Ben bir kuş olsaydım eğer konacak dalım da, uçacak gökyüzüm de Kutay olurdu şüphesiz..
Saatler önce şu arkamızdaki evde yaşananlar hiç olmamış gibi burada böyle sarmaş dolaş oturmamızın tek sebebi buydu bana göre. Kutay hem kaçtığım hem de ulaşmak istediğimdi. Üzerimizde bir battaniyeyle bahçe takımına yayılmamız yetmiyormuş gibi bir de şarkı açmıştı bize. Başımı yasladığım göğüste zaten bir ritim vardı kulaklarıma ulaşan. Kutay bilmiyordu ama bu ritim içimdeki kanguruyu da besliyordu.
Yanağımı bulunduğu yere iyice yaslayıp tadını çıkardım bu anımızın. Arka fonda Gülşen bas bas bağırıyordu aşığım, hayranım her bir zerrene diye. Kim ne söylerse söylesin, ne yaparsa yapsın ben bu gece Kutay'ın olmuştum. Benim gibi bir belayı bile isteye almıştı, benden dünden razıydım zaten ona çıplak ayak koşmaya.

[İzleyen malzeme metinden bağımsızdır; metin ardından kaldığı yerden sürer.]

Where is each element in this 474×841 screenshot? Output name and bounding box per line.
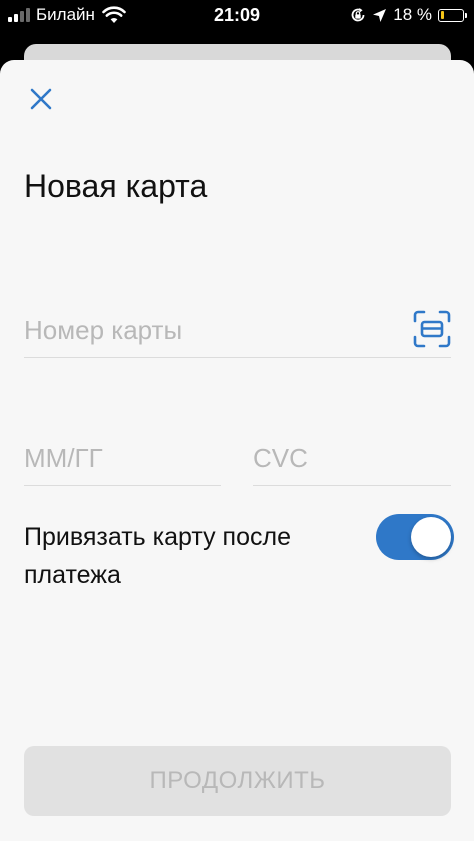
card-number-input[interactable] [24,310,394,350]
page-title: Новая карта [24,168,208,204]
status-right: 18 % [350,5,467,25]
battery-icon [438,8,467,22]
battery-fill [440,11,445,19]
battery-percent: 18 % [393,5,432,24]
continue-button[interactable]: ПРОДОЛЖИТЬ [24,746,451,816]
cvc-input[interactable] [253,438,451,478]
close-button[interactable] [24,82,58,116]
card-scan-icon [413,310,451,348]
toggle-knob [411,517,451,557]
location-arrow-icon [373,8,387,22]
save-card-toggle[interactable] [376,514,454,560]
expiry-field [24,438,221,486]
scan-card-button[interactable] [413,310,451,348]
cvc-field [253,438,451,486]
card-number-field [24,310,451,358]
expiry-input[interactable] [24,438,221,478]
screen: Билайн 21:09 18 % Новая карта Номер карт… [0,0,474,841]
orientation-lock-icon [351,8,365,22]
new-card-sheet: Новая карта Привязать карту после платеж… [0,60,474,841]
status-bar: Билайн 21:09 18 % [0,0,474,32]
save-card-label: Привязать карту после платежа [24,523,291,589]
close-icon [30,88,52,110]
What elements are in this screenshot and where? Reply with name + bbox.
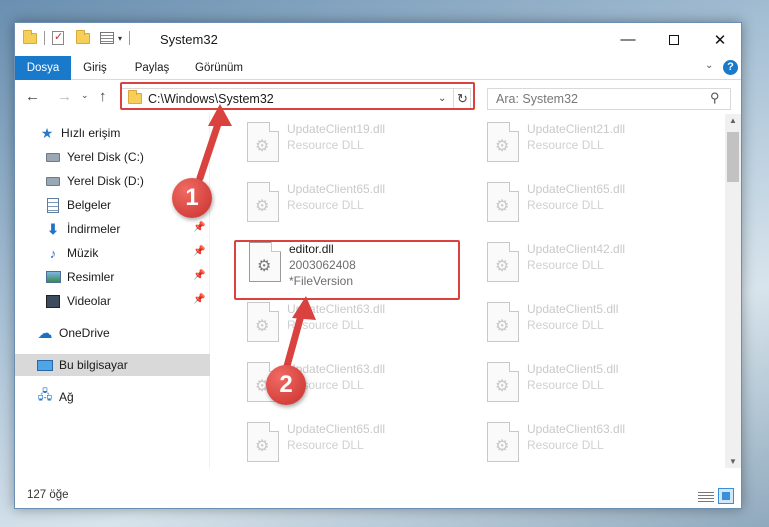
arrow-to-address-bar xyxy=(196,104,232,182)
arrow-to-file xyxy=(283,296,316,370)
step-1-badge: 1 xyxy=(172,178,212,218)
callout-arrows xyxy=(196,104,316,370)
step-2-badge: 2 xyxy=(266,365,306,405)
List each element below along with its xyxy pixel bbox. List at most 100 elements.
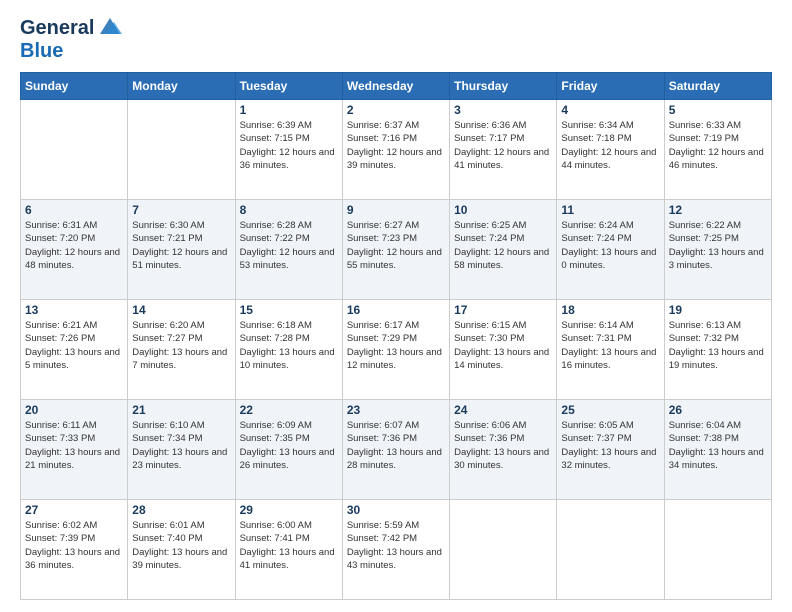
day-info: Sunrise: 6:34 AM Sunset: 7:18 PM Dayligh…	[561, 119, 659, 172]
calendar-cell: 20 Sunrise: 6:11 AM Sunset: 7:33 PM Dayli…	[21, 400, 128, 500]
day-of-week-header: Saturday	[664, 73, 771, 100]
calendar-cell: 4 Sunrise: 6:34 AM Sunset: 7:18 PM Daylig…	[557, 100, 664, 200]
calendar-cell: 8Sunrise: 6:28 AM Sunset: 7:22 PM Daylig…	[235, 200, 342, 300]
day-info: Sunrise: 6:27 AM Sunset: 7:23 PM Dayligh…	[347, 219, 445, 272]
day-number: 17	[454, 303, 552, 317]
day-number: 26	[669, 403, 767, 417]
calendar-cell: 26 Sunrise: 6:04 AM Sunset: 7:38 PM Dayli…	[664, 400, 771, 500]
day-number: 5	[669, 103, 767, 117]
calendar-cell	[557, 500, 664, 600]
day-number: 13	[25, 303, 123, 317]
day-of-week-header: Monday	[128, 73, 235, 100]
header: General Blue	[20, 16, 772, 62]
day-number: 4	[561, 103, 659, 117]
day-info: Sunrise: 6:31 AM Sunset: 7:20 PM Dayligh…	[25, 219, 123, 272]
day-number: 28	[132, 503, 230, 517]
calendar-cell: 9 Sunrise: 6:27 AM Sunset: 7:23 PM Daylig…	[342, 200, 449, 300]
day-number: 30	[347, 503, 445, 517]
day-info: Sunrise: 6:25 AM Sunset: 7:24 PM Dayligh…	[454, 219, 552, 272]
calendar-cell: 5 Sunrise: 6:33 AM Sunset: 7:19 PM Daylig…	[664, 100, 771, 200]
calendar-cell: 25 Sunrise: 6:05 AM Sunset: 7:37 PM Dayli…	[557, 400, 664, 500]
calendar: SundayMondayTuesdayWednesdayThursdayFrid…	[20, 72, 772, 600]
days-of-week-row: SundayMondayTuesdayWednesdayThursdayFrid…	[21, 73, 772, 100]
day-number: 18	[561, 303, 659, 317]
day-of-week-header: Sunday	[21, 73, 128, 100]
day-info: Sunrise: 6:13 AM Sunset: 7:32 PM Dayligh…	[669, 319, 767, 372]
calendar-cell	[450, 500, 557, 600]
day-info: Sunrise: 6:04 AM Sunset: 7:38 PM Dayligh…	[669, 419, 767, 472]
day-number: 20	[25, 403, 123, 417]
day-number: 3	[454, 103, 552, 117]
calendar-week-row: 6 Sunrise: 6:31 AM Sunset: 7:20 PM Daylig…	[21, 200, 772, 300]
day-number: 7	[132, 203, 230, 217]
calendar-cell: 17 Sunrise: 6:15 AM Sunset: 7:30 PM Dayli…	[450, 300, 557, 400]
day-number: 9	[347, 203, 445, 217]
day-of-week-header: Wednesday	[342, 73, 449, 100]
day-number: 14	[132, 303, 230, 317]
calendar-cell: 28 Sunrise: 6:01 AM Sunset: 7:40 PM Dayli…	[128, 500, 235, 600]
calendar-cell: 2 Sunrise: 6:37 AM Sunset: 7:16 PM Daylig…	[342, 100, 449, 200]
logo-icon	[96, 12, 124, 40]
calendar-cell	[21, 100, 128, 200]
day-info: Sunrise: 6:18 AM Sunset: 7:28 PM Dayligh…	[240, 319, 338, 372]
day-number: 24	[454, 403, 552, 417]
day-number: 19	[669, 303, 767, 317]
calendar-cell: 3 Sunrise: 6:36 AM Sunset: 7:17 PM Daylig…	[450, 100, 557, 200]
day-number: 27	[25, 503, 123, 517]
calendar-cell: 29Sunrise: 6:00 AM Sunset: 7:41 PM Dayli…	[235, 500, 342, 600]
calendar-cell	[128, 100, 235, 200]
calendar-week-row: 13Sunrise: 6:21 AM Sunset: 7:26 PM Dayli…	[21, 300, 772, 400]
calendar-cell: 24Sunrise: 6:06 AM Sunset: 7:36 PM Dayli…	[450, 400, 557, 500]
day-of-week-header: Tuesday	[235, 73, 342, 100]
page: General Blue SundayMondayTuesdayWednesda…	[0, 0, 792, 612]
calendar-cell: 1 Sunrise: 6:39 AM Sunset: 7:15 PM Daylig…	[235, 100, 342, 200]
day-number: 21	[132, 403, 230, 417]
day-info: Sunrise: 6:33 AM Sunset: 7:19 PM Dayligh…	[669, 119, 767, 172]
day-number: 15	[240, 303, 338, 317]
calendar-week-row: 1 Sunrise: 6:39 AM Sunset: 7:15 PM Daylig…	[21, 100, 772, 200]
logo: General Blue	[20, 16, 124, 62]
day-of-week-header: Thursday	[450, 73, 557, 100]
day-of-week-header: Friday	[557, 73, 664, 100]
day-info: Sunrise: 6:37 AM Sunset: 7:16 PM Dayligh…	[347, 119, 445, 172]
day-number: 1	[240, 103, 338, 117]
calendar-cell: 14 Sunrise: 6:20 AM Sunset: 7:27 PM Dayli…	[128, 300, 235, 400]
day-info: Sunrise: 6:24 AM Sunset: 7:24 PM Dayligh…	[561, 219, 659, 272]
calendar-cell: 13Sunrise: 6:21 AM Sunset: 7:26 PM Dayli…	[21, 300, 128, 400]
day-info: Sunrise: 6:30 AM Sunset: 7:21 PM Dayligh…	[132, 219, 230, 272]
day-info: Sunrise: 6:05 AM Sunset: 7:37 PM Dayligh…	[561, 419, 659, 472]
calendar-cell: 6 Sunrise: 6:31 AM Sunset: 7:20 PM Daylig…	[21, 200, 128, 300]
calendar-cell: 23Sunrise: 6:07 AM Sunset: 7:36 PM Dayli…	[342, 400, 449, 500]
day-info: Sunrise: 6:09 AM Sunset: 7:35 PM Dayligh…	[240, 419, 338, 472]
day-info: Sunrise: 6:11 AM Sunset: 7:33 PM Dayligh…	[25, 419, 123, 472]
calendar-cell: 30 Sunrise: 5:59 AM Sunset: 7:42 PM Dayli…	[342, 500, 449, 600]
day-info: Sunrise: 6:00 AM Sunset: 7:41 PM Dayligh…	[240, 519, 338, 572]
day-info: Sunrise: 6:17 AM Sunset: 7:29 PM Dayligh…	[347, 319, 445, 372]
calendar-cell: 22 Sunrise: 6:09 AM Sunset: 7:35 PM Dayli…	[235, 400, 342, 500]
day-info: Sunrise: 6:36 AM Sunset: 7:17 PM Dayligh…	[454, 119, 552, 172]
calendar-cell: 7 Sunrise: 6:30 AM Sunset: 7:21 PM Daylig…	[128, 200, 235, 300]
day-number: 12	[669, 203, 767, 217]
day-number: 6	[25, 203, 123, 217]
calendar-cell: 10Sunrise: 6:25 AM Sunset: 7:24 PM Dayli…	[450, 200, 557, 300]
day-info: Sunrise: 6:01 AM Sunset: 7:40 PM Dayligh…	[132, 519, 230, 572]
day-number: 25	[561, 403, 659, 417]
day-number: 22	[240, 403, 338, 417]
calendar-week-row: 20 Sunrise: 6:11 AM Sunset: 7:33 PM Dayli…	[21, 400, 772, 500]
day-info: Sunrise: 6:14 AM Sunset: 7:31 PM Dayligh…	[561, 319, 659, 372]
calendar-cell	[664, 500, 771, 600]
calendar-cell: 11Sunrise: 6:24 AM Sunset: 7:24 PM Dayli…	[557, 200, 664, 300]
calendar-body: 1 Sunrise: 6:39 AM Sunset: 7:15 PM Daylig…	[21, 100, 772, 600]
logo-general: General	[20, 17, 94, 39]
calendar-cell: 15 Sunrise: 6:18 AM Sunset: 7:28 PM Dayli…	[235, 300, 342, 400]
day-number: 8	[240, 203, 338, 217]
day-info: Sunrise: 6:15 AM Sunset: 7:30 PM Dayligh…	[454, 319, 552, 372]
calendar-cell: 18 Sunrise: 6:14 AM Sunset: 7:31 PM Dayli…	[557, 300, 664, 400]
day-info: Sunrise: 6:39 AM Sunset: 7:15 PM Dayligh…	[240, 119, 338, 172]
calendar-week-row: 27Sunrise: 6:02 AM Sunset: 7:39 PM Dayli…	[21, 500, 772, 600]
day-info: Sunrise: 5:59 AM Sunset: 7:42 PM Dayligh…	[347, 519, 445, 572]
day-number: 23	[347, 403, 445, 417]
day-info: Sunrise: 6:20 AM Sunset: 7:27 PM Dayligh…	[132, 319, 230, 372]
day-info: Sunrise: 6:22 AM Sunset: 7:25 PM Dayligh…	[669, 219, 767, 272]
day-number: 2	[347, 103, 445, 117]
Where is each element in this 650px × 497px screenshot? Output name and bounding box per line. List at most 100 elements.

"Seni ilk gördüğümde anlamıştım Çiçek." Burnunu saçlarımın arasına sürterek konuştuğundan sesi bir tuhaf çıkıyordu. Ve bu ses tonu ne benim için ne de içimdeki kanguru için iyi değildi. "Bittin dedim. Bittin sen Kutay, bu kız belanı sikecek." Başımı burnundan kurtarıp geriye çektim. Yüzüne nasıl baktığımı bilmiyordum ama onun bu bakışlarındaki anlamı biliyordum işte. Kafa buluyordu benimle.
"Ne! Yalan mı kızım? İflahımı kuruttun lan. O kadar peşinden koştum he dedirttim tam huzura kavuşacağız, hop başa döndük." Dirseğimi karnına geçirip göğsünden kalkmaya çalıştığımda dirseklerimden yakalayıp yerime yatırdı beni.1
"Senin yolun benim Çiçek. Yol da benim yol arkadaşında. Sevdiğin de olurum kardeşinde. Ben nefes aldığım sürece bir daha sana yaklaşamazlar."
"Kutay yok Çiçek. O aileden kimseyle görüşmeni istemiyorum. Bu gece olanlar yaşanmasa tek kelime etmezdim, etmedim de bugüne kadar. Ancak benim sınırım sensin." Saçlarımı koklayıp aralarına bıraktığı öpücük tenimdeki karıncalanmaya sebep oldu. "Senin kadar masum değiller yavrum. Süha bey madem baba olmaya karar verdi, önce seni kendi ailesinden korumakla başlayacaktı. Sen kimsenin istediğinde oynayacağı sıkılınca atacağı oyuncağı değilsin. Tam da bu sebepten Doğan da dahil hiç birini istemiyorum." Ne diyebilirdim ki. Onları zaten savunacak değildim ama yine de böyle olması içimi burkuyordu.1
Omuzlarımdan hafif sarkan battaniyeyi düzeltip daha sıkı sardı omzumu. Bir süre Kutay'ın listesinde çıkan bütün şarkıları dinledik. Bazen hâlâ anlam veremediğim türküler yükselmişti telefondan bazen ritmi bozmayan şarkılar. Ama bu gece bir kez daha anlamıştım ki benim ritmin Kutay'dı.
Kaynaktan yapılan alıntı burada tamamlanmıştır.